Молодым человеком оказывается тот «доброжелательный» альтруист, который в одну из трудных минут её жизни пожертвовал сигарет. У него волосы отдают в длину по плечи, а лоб рассекает сплетённый в классическую косичку хайратник.
— Меня припахали к общественным работам, и всё пришло в запустение.
— Печально, — невпопад отвечает Лиза (лишь бы что-то сказать, чтобы не казаться отсталой дурой).
— Не то слово, — соглашается дружелюбный, прислоняясь спиной к сараю — не наваливается всем весом, контролирует давление тела на подгнившие доски. — Такой шмон устроили, что думал, сарай с подвалом вырвут.
— Что-то искали? — она скупо улыбается, намекая на незаконность его деятельности.
— Тебя, Лиза.
Мур дёргается, словно её имя запретнее той травы в постройке. Она предавалась унынию в комнате Тима, не зная, что происходит за стенами её оцепленного одиночества.
— Приходил крупный мужик с татуировками, как у тебя, — он отдёргивает ворот рубашки от шеи девушки, идентифицируя Эрика по её татуировке. — Хмурый, злой, неадекватный. Теперь имя Лиза Мур знает вся фракция, а не только твои мать и отец. Или все фракции знают, мы не особо интересуемся делами других товариществ — позиция невмешательства.
— Вы не вмешиваетесь, зато они вмешиваются.
— Насолила им чем-то?
— Просто ушла.
— Не вовремя, видимо. Ладно, проходи, — парень отпирает дверь сарая, пропуская девушку внутрь, и дёргает верёвку, служащую выключателем электричества. Старая лампочка трещит над головами, разгораясь; жидкий свет лениво разносится по тесному пространству.
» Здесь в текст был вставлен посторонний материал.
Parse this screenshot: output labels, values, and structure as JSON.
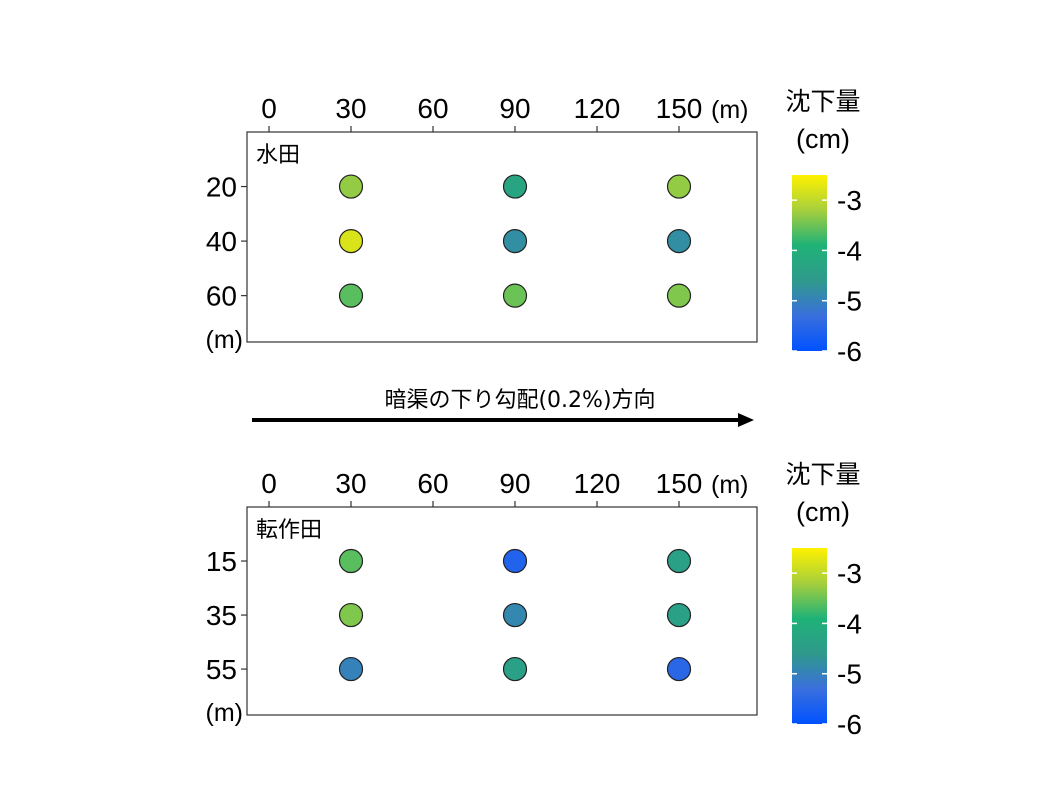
{
  "direction_label": "暗渠の下り勾配(0.2%)方向",
  "colormap": {
    "stops": [
      "#0052ff",
      "#3a6fdd",
      "#2f9a8c",
      "#1fb277",
      "#a6cf3c",
      "#fff200"
    ],
    "vmin": -6,
    "vmax": -2.5
  },
  "chart_data": [
    {
      "type": "scatter",
      "title": "水田",
      "x_ticks": [
        "0",
        "30",
        "60",
        "90",
        "120",
        "150"
      ],
      "x_unit": "(m)",
      "y_ticks": [
        "20",
        "40",
        "60"
      ],
      "y_unit": "(m)",
      "xlim": [
        -5,
        180
      ],
      "ylim": [
        0,
        77
      ],
      "colorbar": {
        "title": "沈下量",
        "unit": "(cm)",
        "ticks": [
          "-3",
          "-4",
          "-5",
          "-6"
        ],
        "range": [
          -6,
          -2.5
        ]
      },
      "points": [
        {
          "x": 30,
          "y": 20,
          "value": -3.3
        },
        {
          "x": 90,
          "y": 20,
          "value": -4.3
        },
        {
          "x": 150,
          "y": 20,
          "value": -3.3
        },
        {
          "x": 30,
          "y": 40,
          "value": -2.8
        },
        {
          "x": 90,
          "y": 40,
          "value": -4.8
        },
        {
          "x": 150,
          "y": 40,
          "value": -4.8
        },
        {
          "x": 30,
          "y": 60,
          "value": -3.6
        },
        {
          "x": 90,
          "y": 60,
          "value": -3.5
        },
        {
          "x": 150,
          "y": 60,
          "value": -3.4
        }
      ]
    },
    {
      "type": "scatter",
      "title": "転作田",
      "x_ticks": [
        "0",
        "30",
        "60",
        "90",
        "120",
        "150"
      ],
      "x_unit": "(m)",
      "y_ticks": [
        "15",
        "35",
        "55"
      ],
      "y_unit": "(m)",
      "xlim": [
        -5,
        180
      ],
      "ylim": [
        -5,
        72
      ],
      "colorbar": {
        "title": "沈下量",
        "unit": "(cm)",
        "ticks": [
          "-3",
          "-4",
          "-5",
          "-6"
        ],
        "range": [
          -6,
          -2.5
        ]
      },
      "points": [
        {
          "x": 30,
          "y": 15,
          "value": -3.6
        },
        {
          "x": 90,
          "y": 15,
          "value": -5.6
        },
        {
          "x": 150,
          "y": 15,
          "value": -4.4
        },
        {
          "x": 30,
          "y": 35,
          "value": -3.4
        },
        {
          "x": 90,
          "y": 35,
          "value": -4.9
        },
        {
          "x": 150,
          "y": 35,
          "value": -4.4
        },
        {
          "x": 30,
          "y": 55,
          "value": -5.0
        },
        {
          "x": 90,
          "y": 55,
          "value": -4.4
        },
        {
          "x": 150,
          "y": 55,
          "value": -5.5
        }
      ]
    }
  ]
}
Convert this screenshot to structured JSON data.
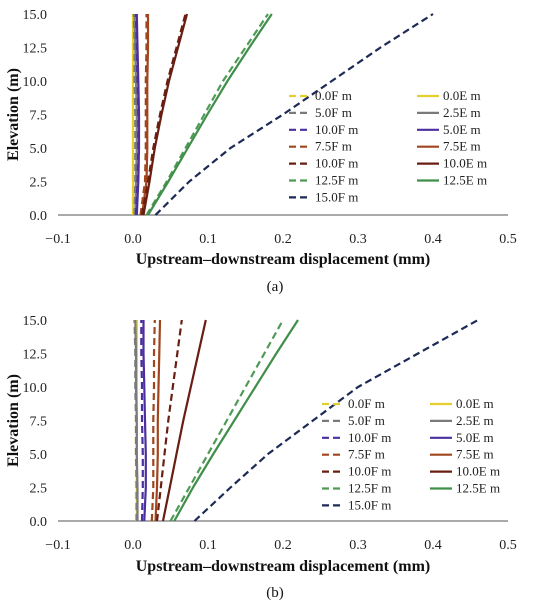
{
  "chart_data": [
    {
      "type": "line",
      "panel_label": "(a)",
      "xlabel": "Upstream–downstream displacement (mm)",
      "ylabel": "Elevation (m)",
      "xlim": [
        -0.1,
        0.5
      ],
      "ylim": [
        0,
        15
      ],
      "xticks": [
        "−0.1",
        "0.0",
        "0.1",
        "0.2",
        "0.3",
        "0.4",
        "0.5"
      ],
      "yticks": [
        "0.0",
        "2.5",
        "5.0",
        "7.5",
        "10.0",
        "12.5",
        "15.0"
      ],
      "legend_position": "right",
      "series": [
        {
          "name": "0.0F m",
          "color": "#e4cf2e",
          "dash": "dashed",
          "x": [
            0.0,
            0.0,
            0.0,
            0.0,
            0.0,
            0.0,
            0.0
          ],
          "y": [
            0,
            2.5,
            5,
            7.5,
            10,
            12.5,
            15
          ]
        },
        {
          "name": "0.0E m",
          "color": "#e4cf2e",
          "dash": "solid",
          "x": [
            0.0,
            0.0,
            0.0,
            0.0,
            0.0,
            0.0,
            0.0
          ],
          "y": [
            0,
            2.5,
            5,
            7.5,
            10,
            12.5,
            15
          ]
        },
        {
          "name": "5.0F m",
          "color": "#7a7a7a",
          "dash": "dashed",
          "x": [
            0.002,
            0.003,
            0.003,
            0.003,
            0.002,
            0.002,
            0.001
          ],
          "y": [
            0,
            2.5,
            5,
            7.5,
            10,
            12.5,
            15
          ]
        },
        {
          "name": "2.5E m",
          "color": "#7a7a7a",
          "dash": "solid",
          "x": [
            0.003,
            0.004,
            0.005,
            0.005,
            0.004,
            0.003,
            0.002
          ],
          "y": [
            0,
            2.5,
            5,
            7.5,
            10,
            12.5,
            15
          ]
        },
        {
          "name": "10.0F m",
          "color": "#4b2f9e",
          "dash": "dashed",
          "x": [
            0.004,
            0.006,
            0.007,
            0.007,
            0.006,
            0.005,
            0.004
          ],
          "y": [
            0,
            2.5,
            5,
            7.5,
            10,
            12.5,
            15
          ]
        },
        {
          "name": "5.0E m",
          "color": "#4b2f9e",
          "dash": "solid",
          "x": [
            0.005,
            0.007,
            0.008,
            0.008,
            0.007,
            0.006,
            0.005
          ],
          "y": [
            0,
            2.5,
            5,
            7.5,
            10,
            12.5,
            15
          ]
        },
        {
          "name": "7.5F m",
          "color": "#a0451d",
          "dash": "dashed",
          "x": [
            0.01,
            0.016,
            0.017,
            0.017,
            0.017,
            0.018,
            0.018
          ],
          "y": [
            0,
            2.5,
            5,
            7.5,
            10,
            12.5,
            15
          ]
        },
        {
          "name": "7.5E m",
          "color": "#a0451d",
          "dash": "solid",
          "x": [
            0.012,
            0.018,
            0.019,
            0.019,
            0.019,
            0.02,
            0.02
          ],
          "y": [
            0,
            2.5,
            5,
            7.5,
            10,
            12.5,
            15
          ]
        },
        {
          "name": "10.0F m",
          "color": "#6a1e12",
          "dash": "dashed",
          "x": [
            0.012,
            0.02,
            0.027,
            0.036,
            0.046,
            0.058,
            0.07
          ],
          "y": [
            0,
            2.5,
            5,
            7.5,
            10,
            12.5,
            15
          ]
        },
        {
          "name": "10.0E m",
          "color": "#6a1e12",
          "dash": "solid",
          "x": [
            0.014,
            0.022,
            0.029,
            0.038,
            0.048,
            0.06,
            0.072
          ],
          "y": [
            0,
            2.5,
            5,
            7.5,
            10,
            12.5,
            15
          ]
        },
        {
          "name": "12.5F m",
          "color": "#4f9a55",
          "dash": "dashed",
          "x": [
            0.018,
            0.045,
            0.07,
            0.095,
            0.12,
            0.15,
            0.18
          ],
          "y": [
            0,
            2.5,
            5,
            7.5,
            10,
            12.5,
            15
          ]
        },
        {
          "name": "12.5E m",
          "color": "#3f8f4a",
          "dash": "solid",
          "x": [
            0.02,
            0.047,
            0.073,
            0.099,
            0.126,
            0.155,
            0.185
          ],
          "y": [
            0,
            2.5,
            5,
            7.5,
            10,
            12.5,
            15
          ]
        },
        {
          "name": "15.0F m",
          "color": "#1c2a55",
          "dash": "dashed",
          "x": [
            0.03,
            0.075,
            0.13,
            0.2,
            0.265,
            0.33,
            0.4
          ],
          "y": [
            0,
            2.5,
            5,
            7.5,
            10,
            12.5,
            15
          ]
        }
      ]
    },
    {
      "type": "line",
      "panel_label": "(b)",
      "xlabel": "Upstream–downstream displacement (mm)",
      "ylabel": "Elevation (m)",
      "xlim": [
        -0.1,
        0.5
      ],
      "ylim": [
        0,
        15
      ],
      "xticks": [
        "−0.1",
        "0.0",
        "0.1",
        "0.2",
        "0.3",
        "0.4",
        "0.5"
      ],
      "yticks": [
        "0.0",
        "2.5",
        "5.0",
        "7.5",
        "10.0",
        "12.5",
        "15.0"
      ],
      "legend_position": "right",
      "series": [
        {
          "name": "0.0F m",
          "color": "#e4cf2e",
          "dash": "dashed",
          "x": [
            0.004,
            0.004,
            0.004,
            0.004,
            0.004,
            0.004,
            0.004
          ],
          "y": [
            0,
            2.5,
            5,
            7.5,
            10,
            12.5,
            15
          ]
        },
        {
          "name": "0.0E m",
          "color": "#e4cf2e",
          "dash": "solid",
          "x": [
            0.005,
            0.005,
            0.005,
            0.005,
            0.005,
            0.005,
            0.005
          ],
          "y": [
            0,
            2.5,
            5,
            7.5,
            10,
            12.5,
            15
          ]
        },
        {
          "name": "5.0F m",
          "color": "#7a7a7a",
          "dash": "dashed",
          "x": [
            0.005,
            0.005,
            0.004,
            0.004,
            0.003,
            0.003,
            0.002
          ],
          "y": [
            0,
            2.5,
            5,
            7.5,
            10,
            12.5,
            15
          ]
        },
        {
          "name": "2.5E m",
          "color": "#7a7a7a",
          "dash": "solid",
          "x": [
            0.006,
            0.006,
            0.005,
            0.005,
            0.004,
            0.004,
            0.003
          ],
          "y": [
            0,
            2.5,
            5,
            7.5,
            10,
            12.5,
            15
          ]
        },
        {
          "name": "10.0F m",
          "color": "#4b2f9e",
          "dash": "dashed",
          "x": [
            0.012,
            0.013,
            0.013,
            0.012,
            0.012,
            0.011,
            0.011
          ],
          "y": [
            0,
            2.5,
            5,
            7.5,
            10,
            12.5,
            15
          ]
        },
        {
          "name": "5.0E m",
          "color": "#4b2f9e",
          "dash": "solid",
          "x": [
            0.015,
            0.017,
            0.017,
            0.016,
            0.015,
            0.014,
            0.014
          ],
          "y": [
            0,
            2.5,
            5,
            7.5,
            10,
            12.5,
            15
          ]
        },
        {
          "name": "7.5F m",
          "color": "#a0451d",
          "dash": "dashed",
          "x": [
            0.025,
            0.027,
            0.027,
            0.027,
            0.028,
            0.028,
            0.029
          ],
          "y": [
            0,
            2.5,
            5,
            7.5,
            10,
            12.5,
            15
          ]
        },
        {
          "name": "7.5E m",
          "color": "#a0451d",
          "dash": "solid",
          "x": [
            0.03,
            0.032,
            0.033,
            0.033,
            0.034,
            0.035,
            0.036
          ],
          "y": [
            0,
            2.5,
            5,
            7.5,
            10,
            12.5,
            15
          ]
        },
        {
          "name": "10.0F m",
          "color": "#6a1e12",
          "dash": "dashed",
          "x": [
            0.032,
            0.037,
            0.042,
            0.047,
            0.053,
            0.059,
            0.065
          ],
          "y": [
            0,
            2.5,
            5,
            7.5,
            10,
            12.5,
            15
          ]
        },
        {
          "name": "10.0E m",
          "color": "#6a1e12",
          "dash": "solid",
          "x": [
            0.04,
            0.049,
            0.058,
            0.067,
            0.077,
            0.087,
            0.097
          ],
          "y": [
            0,
            2.5,
            5,
            7.5,
            10,
            12.5,
            15
          ]
        },
        {
          "name": "12.5F m",
          "color": "#4f9a55",
          "dash": "dashed",
          "x": [
            0.05,
            0.075,
            0.1,
            0.125,
            0.15,
            0.175,
            0.2
          ],
          "y": [
            0,
            2.5,
            5,
            7.5,
            10,
            12.5,
            15
          ]
        },
        {
          "name": "12.5E m",
          "color": "#3f8f4a",
          "dash": "solid",
          "x": [
            0.055,
            0.08,
            0.107,
            0.135,
            0.163,
            0.191,
            0.22
          ],
          "y": [
            0,
            2.5,
            5,
            7.5,
            10,
            12.5,
            15
          ]
        },
        {
          "name": "15.0F m",
          "color": "#1c2a55",
          "dash": "dashed",
          "x": [
            0.082,
            0.13,
            0.18,
            0.24,
            0.3,
            0.38,
            0.46
          ],
          "y": [
            0,
            2.5,
            5,
            7.5,
            10,
            12.5,
            15
          ]
        }
      ]
    }
  ]
}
Лиза проходится пальцами по запыленным поверхностям бесполезных вещиц. В доброжелательных никогда не было гена изгоев — собирательства, — они никогда не тянули ненужное барахло в дом. А если нагрянет война, то выжить в обороне будет больше шансов у изгоев, они смогут ударить врага костылём, рулём грузовика, банкой кофе; доброжелательные же будут кормить червей, разлагаясь на овощных полях в засушливую жару.
— Здесь ничего интересного, — он отвлекает бесстрашную от обдумывания теории удобной смерти. — Самый трэш в подвале, — они спускаются по ступенькам в обустроенный бункер, стены которого зашиты в металлические панели.
Свет насыщает квадратную комнату, заставленную рассадой. И Лиза на клеточном уровне вспоминает былую эйфорию от употребления травки. В горло просится нагретый дым. Доброжелательный угадывает её пожелания и даёт прикурить сигарету.
Она, сложенная в позу расцветшего лотоса (мнимая благодать), в желудке кита, скребущего животом по заасфальтированному дну океана до крови. Кровь разбавляет солёную воду красным. Лиза — бумажный человечек, незаполненный чернильными надписями, без разлинованных клеток; Лиза распрямляется и идёт по шершавому языку кита на выход. Она теперь человечек из красной бумаги — выходит через разорванное брюхо, развернувшись на кончике языка; она вся в крови.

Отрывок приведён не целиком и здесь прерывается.